[EDITO] Droit vers des élections générales

Pravind Jugnauth prend un malin plaisir à tourner la population en bourrique. Quand cela lui sied, il donne les raisons de sa décision de révoquer un ministre. Comme il l’avait fait dans le cas d’Ivan Collendavelloo en juin 2020. Et quand cela lui sied, il ne pipe mot. Comme dans le cas de Vikram Hurdoyal dimanche dernier. Il est vrai qu’il n’avait pas non plus donné d’explication dans le cas de Vishnu Lutchmeenaraidoo en mars 2019, mais ce dernier avait démissionné de son propre chef en lançant un tonitruant « Enough is enough ! ». Entendez par là qu’il en avait marre des humiliations subies au sein du gouvernement. Mais le cas de Vikram Hurdoyal est différent. Il n’a pas démissionné. Il a été révoqué un dimanche soir, alors qu’on ne s’y attendait pas du tout. Qui plus est, il n’était pas au pays au moment des faits. Et pour corser le tout, il n’avait même pas été informé de la décision du Premier ministre. Le capricieux Pravind Jugnauth a donc franchi un nouveau pallier en termes d’opacité et de gouvernance. Il se permet de révoquer un ministre de la façon dont l’a fait sans donner une explication plausible à ses mandants qui ont voté pour lui et à la population.
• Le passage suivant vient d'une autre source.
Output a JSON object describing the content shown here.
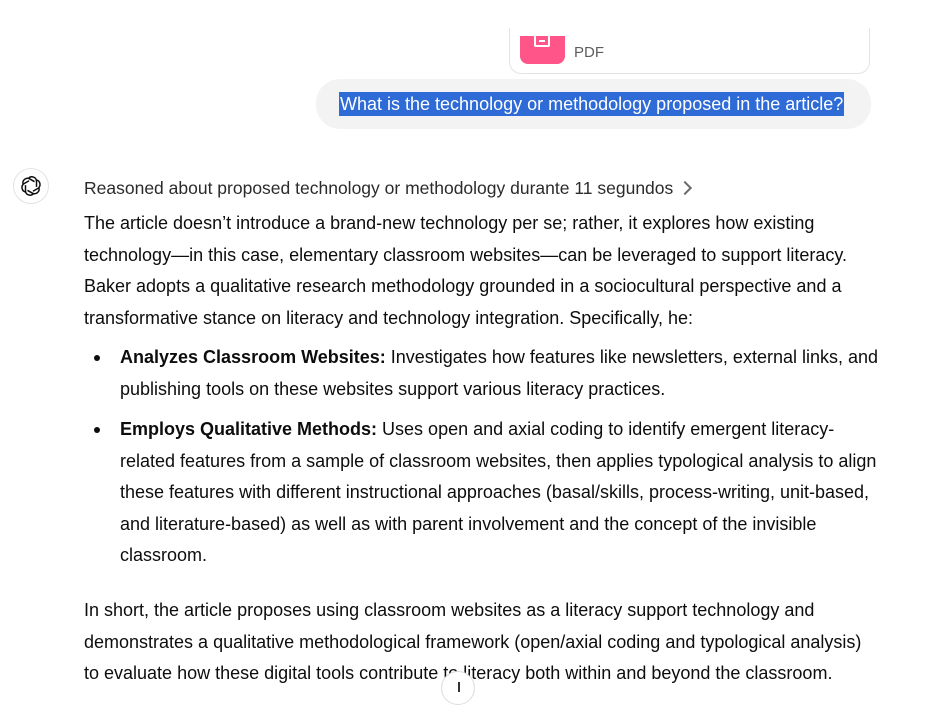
{
  "attachment": {
    "type_label": "PDF",
    "icon": "document-icon"
  },
  "user_message": "What is the technology or methodology proposed in the article?",
  "assistant": {
    "avatar_icon": "openai-logo-icon",
    "reasoning_label": "Reasoned about proposed technology or methodology durante 11 segundos",
    "intro_lines": [
      "The article doesn’t introduce a brand-new technology per se; rather, it explores how existing",
      "technology—in this case, elementary classroom websites—can be leveraged to support literacy.",
      "Baker adopts a qualitative research methodology grounded in a sociocultural perspective and a",
      "transformative stance on literacy and technology integration. Specifically, he:"
    ],
    "bullets": [
      {
        "title": "Analyzes Classroom Websites:",
        "lines": [
          " Investigates how features like newsletters, external links, and",
          "publishing tools on these websites support various literacy practices."
        ]
      },
      {
        "title": "Employs Qualitative Methods:",
        "lines": [
          " Uses open and axial coding to identify emergent literacy-",
          "related features from a sample of classroom websites, then applies typological analysis to align",
          "these features with different instructional approaches (basal/skills, process-writing, unit-based,",
          "and literature-based) as well as with parent involvement and the concept of the invisible",
          "classroom."
        ]
      }
    ],
    "summary_lines": [
      "In short, the article proposes using classroom websites as a literacy support technology and",
      "demonstrates a qualitative methodological framework (open/axial coding and typological analysis)",
      "to evaluate how these digital tools contribute to literacy both within and beyond the classroom."
    ]
  },
  "colors": {
    "selection": "#2f6bd6",
    "bubble": "#f3f3f3",
    "pdf_icon": "#ff5588"
  }
}
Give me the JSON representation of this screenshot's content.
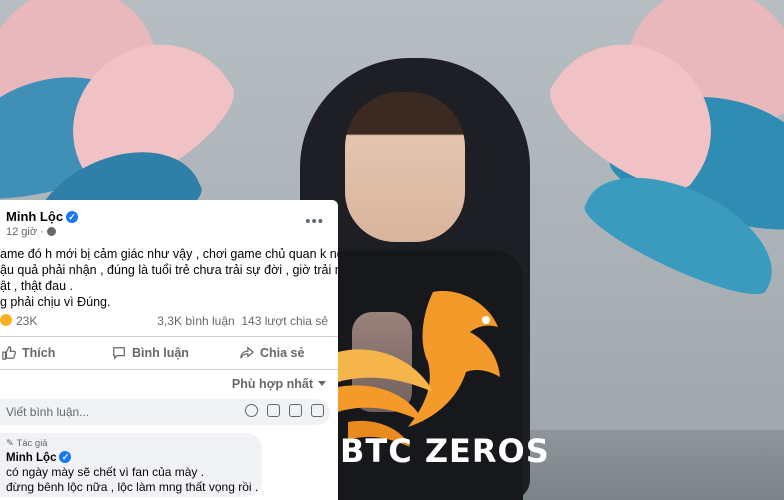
{
  "post": {
    "author": "Minh Lộc",
    "time": "12 giờ ·",
    "more": "•••",
    "lines": [
      "ame đó h mới bị cảm giác như vậy , chơi game chủ quan k nghĩ",
      "ậu quả phải nhận ,   đúng là tuổi trẻ chưa trải sự đời , giờ trải r ,",
      "ật , thật đau .",
      "g phải chịu vì Đúng."
    ],
    "reactions": "23K",
    "comments": "3,3K bình luận",
    "shares": "143 lượt chia sẻ"
  },
  "actions": {
    "like": "Thích",
    "comment": "Bình luận",
    "share": "Chia sẻ"
  },
  "sort": "Phù hợp nhất",
  "comment_placeholder": "Viết bình luận...",
  "reply": {
    "tag": "Tác giả",
    "author": "Minh Lộc",
    "line1": "có ngày mày sẽ chết vì fan của mày .",
    "line2": "đừng bênh lộc nữa , lộc làm mng thất vọng rồi ."
  },
  "logo": {
    "text": "BTC ZEROS"
  },
  "colors": {
    "facebook_blue": "#1877f2",
    "secondary_text": "#65676b",
    "logo_orange": "#f39a2a"
  }
}
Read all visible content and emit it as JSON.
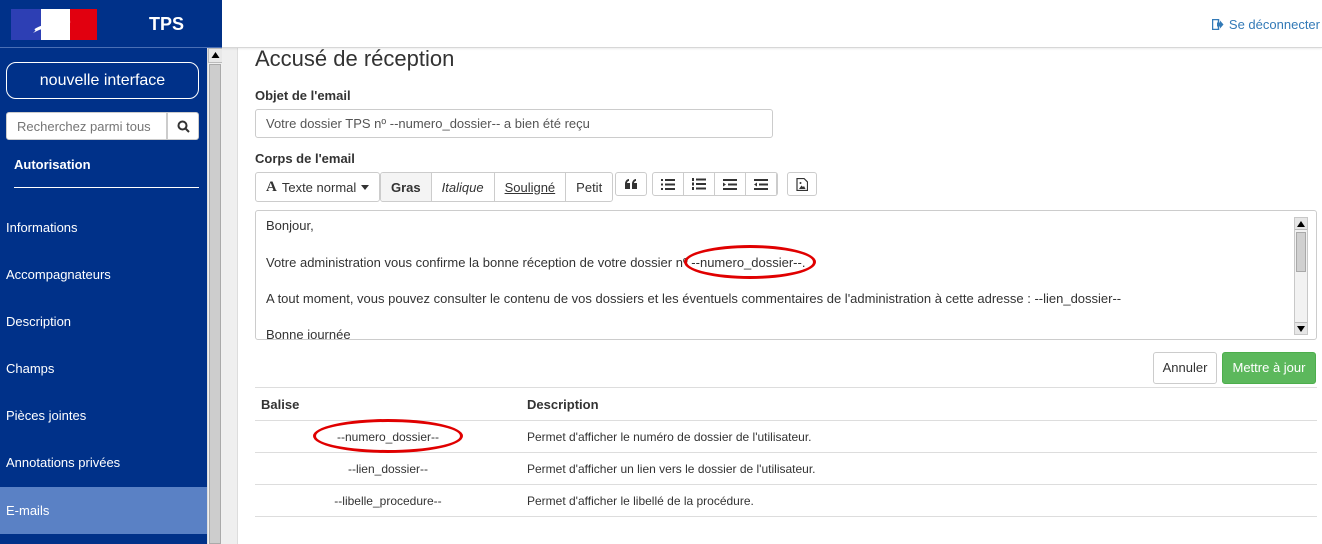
{
  "header": {
    "app_title": "TPS",
    "logout_label": "Se déconnecter"
  },
  "sidebar": {
    "new_interface_label": "nouvelle interface",
    "search_placeholder": "Recherchez parmi tous",
    "section_title": "Autorisation",
    "items": [
      {
        "label": "Informations"
      },
      {
        "label": "Accompagnateurs"
      },
      {
        "label": "Description"
      },
      {
        "label": "Champs"
      },
      {
        "label": "Pièces jointes"
      },
      {
        "label": "Annotations privées"
      },
      {
        "label": "E-mails"
      }
    ],
    "active_item": "E-mails"
  },
  "main": {
    "title": "Accusé de réception",
    "subject_label": "Objet de l'email",
    "subject_value": "Votre dossier TPS nº --numero_dossier-- a bien été reçu",
    "body_label": "Corps de l'email",
    "toolbar": {
      "font_style": "Texte normal",
      "bold": "Gras",
      "italic": "Italique",
      "underline": "Souligné",
      "small": "Petit"
    },
    "body_lines": [
      "Bonjour,",
      "Votre administration vous confirme la bonne réception de votre dossier nº --numero_dossier--.",
      "A tout moment, vous pouvez consulter le contenu de vos dossiers et les éventuels commentaires de l'administration à cette adresse : --lien_dossier--",
      "Bonne journée"
    ],
    "cancel_label": "Annuler",
    "update_label": "Mettre à jour",
    "table": {
      "headers": [
        "Balise",
        "Description"
      ],
      "rows": [
        {
          "tag": "--numero_dossier--",
          "description": "Permet d'afficher le numéro de dossier de l'utilisateur."
        },
        {
          "tag": "--lien_dossier--",
          "description": "Permet d'afficher un lien vers le dossier de l'utilisateur."
        },
        {
          "tag": "--libelle_procedure--",
          "description": "Permet d'afficher le libellé de la procédure."
        }
      ]
    }
  },
  "colors": {
    "sidebar_bg": "#003189",
    "active_item_bg": "#5a81c5",
    "link": "#337ab7",
    "primary_green": "#5cb85c",
    "annotation_red": "#e00000"
  }
}
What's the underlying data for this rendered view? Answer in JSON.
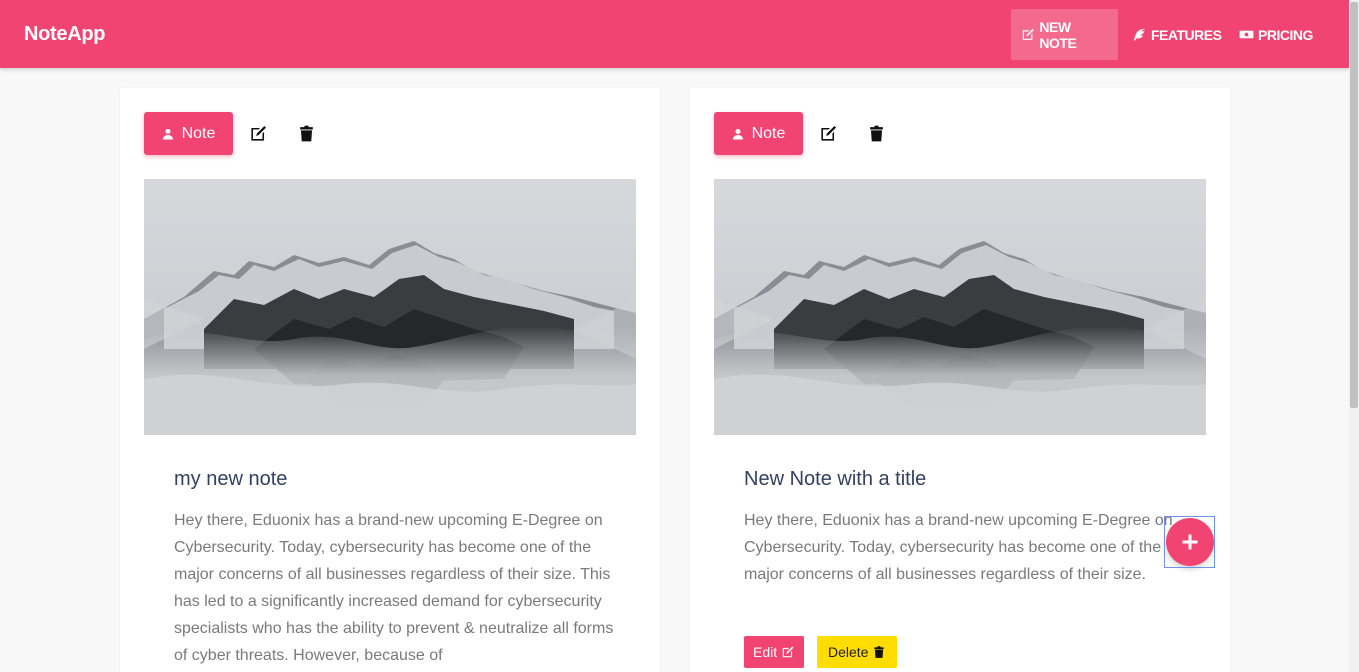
{
  "brand": "NoteApp",
  "nav": {
    "new_note": "NEW NOTE",
    "features": "FEATURES",
    "pricing": "PRICING"
  },
  "colors": {
    "primary": "#f24472",
    "warning": "#ffdd00"
  },
  "cards": [
    {
      "badge": "Note",
      "title": "my new note",
      "text": "Hey there, Eduonix has a brand-new upcoming E-Degree on Cybersecurity. Today, cybersecurity has become one of the major concerns of all businesses regardless of their size. This has led to a significantly increased demand for cybersecurity specialists who has the ability to prevent & neutralize all forms of cyber threats. However, because of",
      "image_icon": "mountain-image"
    },
    {
      "badge": "Note",
      "title": "New Note with a title",
      "text": "Hey there, Eduonix has a brand-new upcoming E-Degree on Cybersecurity. Today, cybersecurity has become one of the major concerns of all businesses regardless of their size.",
      "edit_label": "Edit",
      "delete_label": "Delete",
      "image_icon": "mountain-image"
    }
  ],
  "fab_icon": "plus-icon"
}
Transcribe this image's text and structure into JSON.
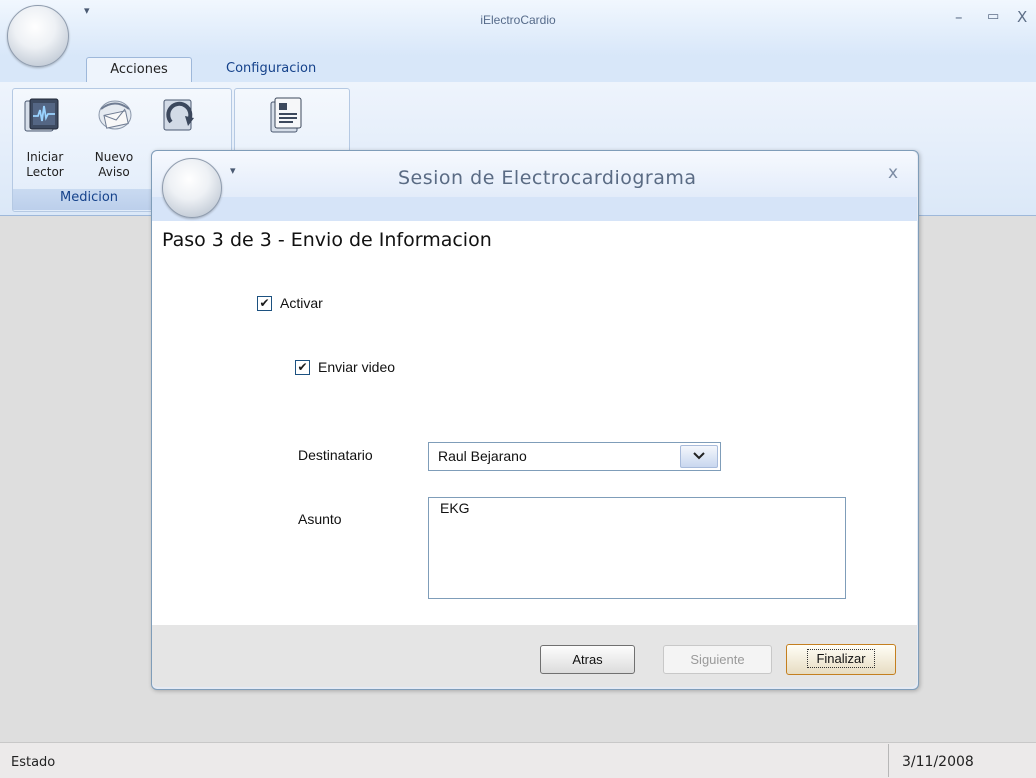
{
  "app": {
    "title": "iElectroCardio",
    "quick_access_glyph": "▾",
    "window_controls": {
      "minimize": "–",
      "maximize": "▭",
      "close": "X"
    }
  },
  "ribbon": {
    "tabs": [
      {
        "label": "Acciones",
        "selected": true
      },
      {
        "label": "Configuracion",
        "selected": false
      }
    ],
    "groups": [
      {
        "label": "Medicion",
        "buttons": [
          {
            "label_line1": "Iniciar",
            "label_line2": "Lector",
            "icon": "ecg-monitor-icon"
          },
          {
            "label_line1": "Nuevo",
            "label_line2": "Aviso",
            "icon": "mail-envelope-icon"
          },
          {
            "label_line1": "",
            "label_line2": "",
            "icon": "refresh-icon"
          }
        ]
      },
      {
        "label": "",
        "buttons": [
          {
            "label_line1": "",
            "label_line2": "",
            "icon": "document-icon"
          }
        ]
      }
    ]
  },
  "dialog": {
    "title": "Sesion de Electrocardiograma",
    "close_glyph": "x",
    "heading": "Paso 3 de 3 - Envio de Informacion",
    "activar": {
      "label": "Activar",
      "checked": true
    },
    "enviar_video": {
      "label": "Enviar video",
      "checked": true
    },
    "destinatario": {
      "label": "Destinatario",
      "value": "Raul Bejarano"
    },
    "asunto": {
      "label": "Asunto",
      "value": "EKG"
    },
    "buttons": {
      "atras": "Atras",
      "siguiente": "Siguiente",
      "finalizar": "Finalizar"
    },
    "check_glyph": "✔"
  },
  "status": {
    "text": "Estado",
    "date": "3/11/2008"
  },
  "colors": {
    "title_bar": "#d8e7f9",
    "ribbon_text": "#15428b",
    "desktop_bg": "#dedede",
    "finalize_border": "#c47f1f"
  }
}
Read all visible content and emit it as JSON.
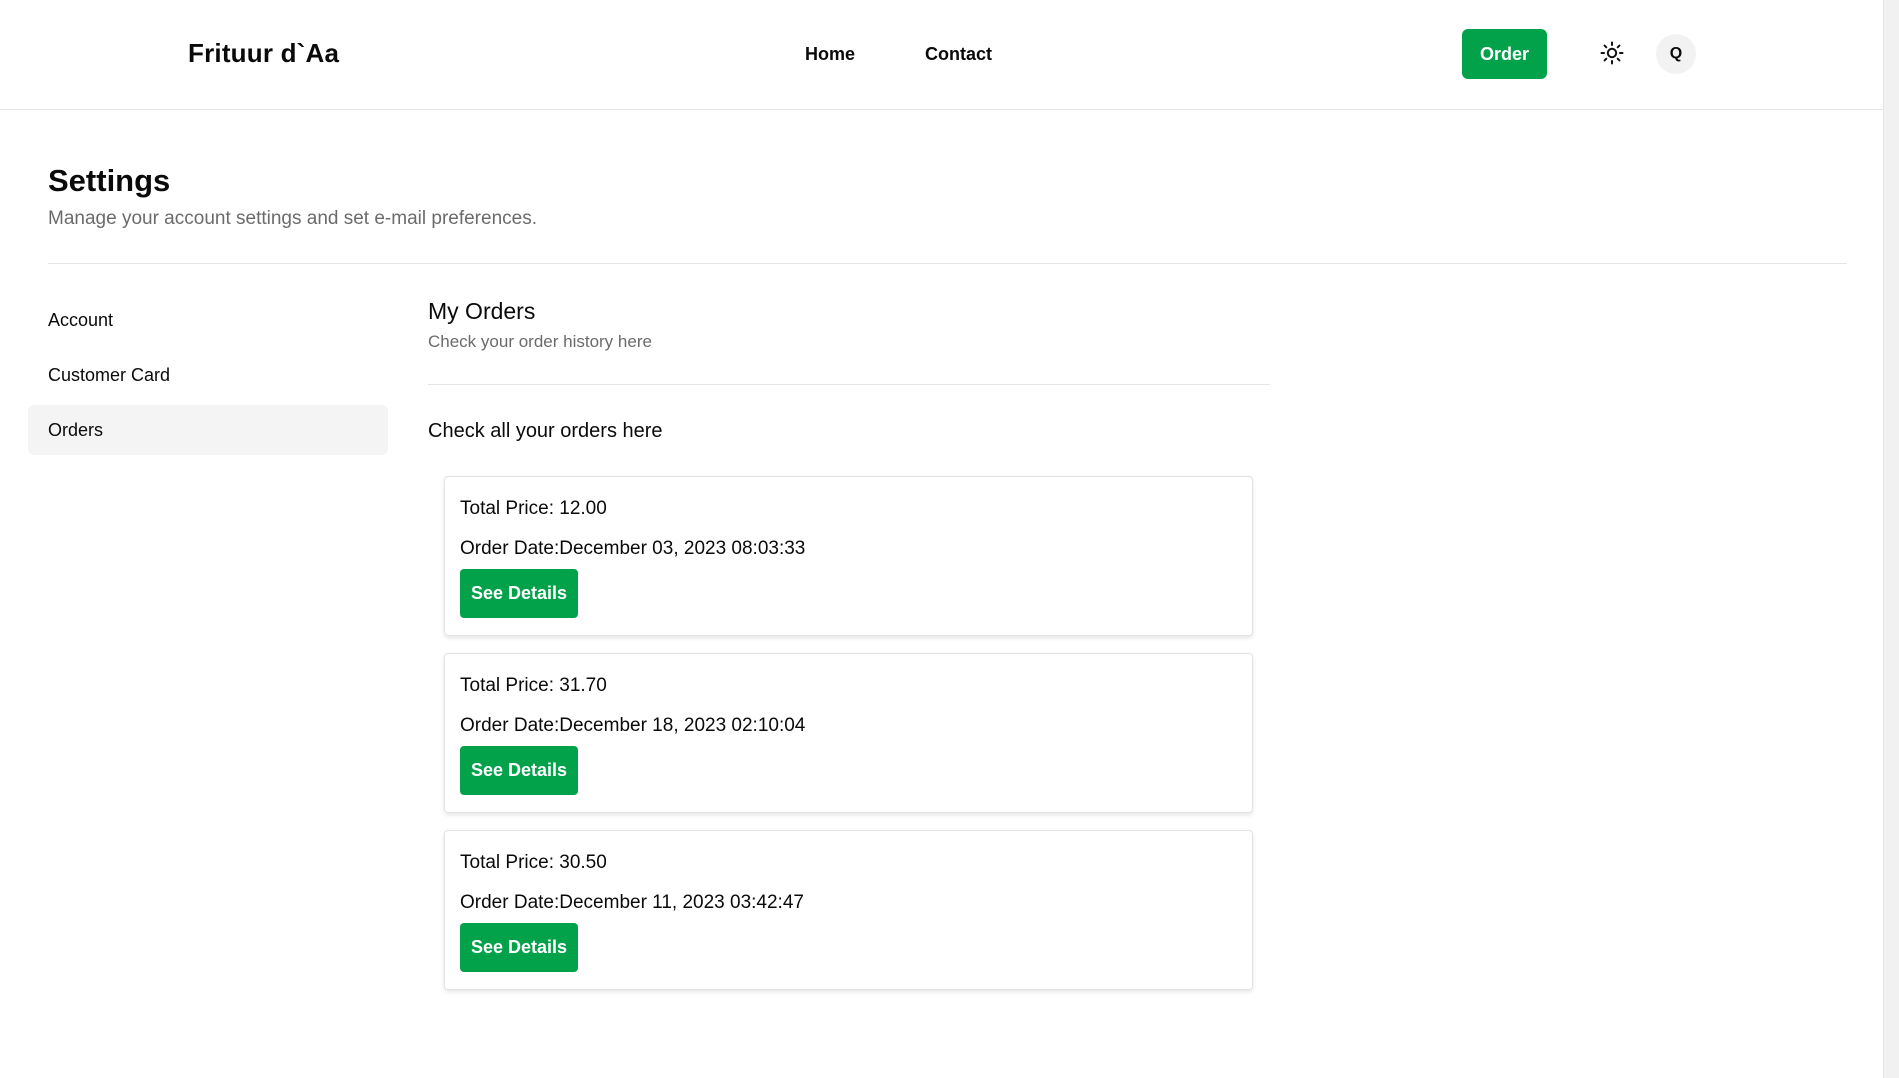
{
  "header": {
    "brand": "Frituur d`Aa",
    "nav": [
      {
        "label": "Home"
      },
      {
        "label": "Contact"
      }
    ],
    "order_label": "Order",
    "theme_icon": "sun-icon",
    "search_label": "Q"
  },
  "page": {
    "title": "Settings",
    "subtitle": "Manage your account settings and set e-mail preferences."
  },
  "sidebar": {
    "items": [
      {
        "label": "Account",
        "active": false
      },
      {
        "label": "Customer Card",
        "active": false
      },
      {
        "label": "Orders",
        "active": true
      }
    ]
  },
  "main": {
    "title": "My Orders",
    "subtitle": "Check your order history here",
    "intro": "Check all your orders here",
    "orders": [
      {
        "total": "Total Price: 12.00",
        "date": "Order Date:December 03, 2023 08:03:33",
        "button": "See Details"
      },
      {
        "total": "Total Price: 31.70",
        "date": "Order Date:December 18, 2023 02:10:04",
        "button": "See Details"
      },
      {
        "total": "Total Price: 30.50",
        "date": "Order Date:December 11, 2023 03:42:47",
        "button": "See Details"
      }
    ]
  },
  "colors": {
    "accent": "#02a24a",
    "muted_text": "#6b6b6b",
    "active_bg": "#f4f4f5"
  }
}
Pravind Jugnauth va même plus loin. « Tant ki Hurdoyal pa fer commenter, mo pa pou fer. Si ena lieu, mo ava bizin fer li ». Cela s’apparente à du chantage. Est-ce la raison pour laquelle l’ancien ministre de la Fonction publique s’est muré dans le silence, après s’être longuement exprimé auprès de notre confrère de l’Express à son arrivée au pays lundi matin ? Est-ce aussi la raison pour laquelle il s’est senti obligé de remercier le Premier ministre – et sa famille svp – en dépit du traitement cavalier qu’il a reçu et auquel il ne s’attendait lui-même pas ? Les questions fusent. Les interprétations aussi. Mais des réponses précises, nous n’en avons point. Quoiqu’il en soit, contrairement à Ivan Collendavelloo qui a ravalé sa dignité en siégeant toujours comme backbencher quatre ans après sa révocation, Vikram Hurdoyal a au moins eu le mérite de renverser la table. Même s’il n’en tirera pas personnellement profit, il a poussé le MSM dans une situation délicate, démontrant, dans la foulée, que Pravind Jugnauth n’est plus maître de la situation. Une partielle au no. 10, où des conseillers d’entredéchirent déjà, ne jouerait pas nécessairement en sa faveur. La faible mobilisation et la mine déconfite des membres du gouvernement présents lors de la régionale no. 10 jeudi soir en est la preuve. On se dirige donc tout droit vers les élections générales.

Le Premier ministre pourra souffler le chaud et le froid autant qu’il veut. Mais la situation ne lui est pas favorable. Le ver est déjà dans le fruit, et il le sait. Il lui reste encore deux options. Primo, donner un budget « labous dou » pour tenter d’amadouer la population. Secundo, écarter les députés et ministres canards boiteux et aligner de nouveaux candidats. Les deux stratégies ne marcheront pas. Il peut aussi revoir sa com, intensifier les attaques et les répressions contre ses opposants politiques et même la presse qu’il juge être son adversaire,  tenter d’acheter des votes, influencer et manipuler les élections à travers les nouvelles technologies, mener une campagne complotiste, communaliste et divisionniste, s’appuyer sur le soutien du gouvernement indien, mais plus rien n’y fera. Le peuple en a eu assez de ce gouvernement. Et il saura le lui montrer en temps et lieu.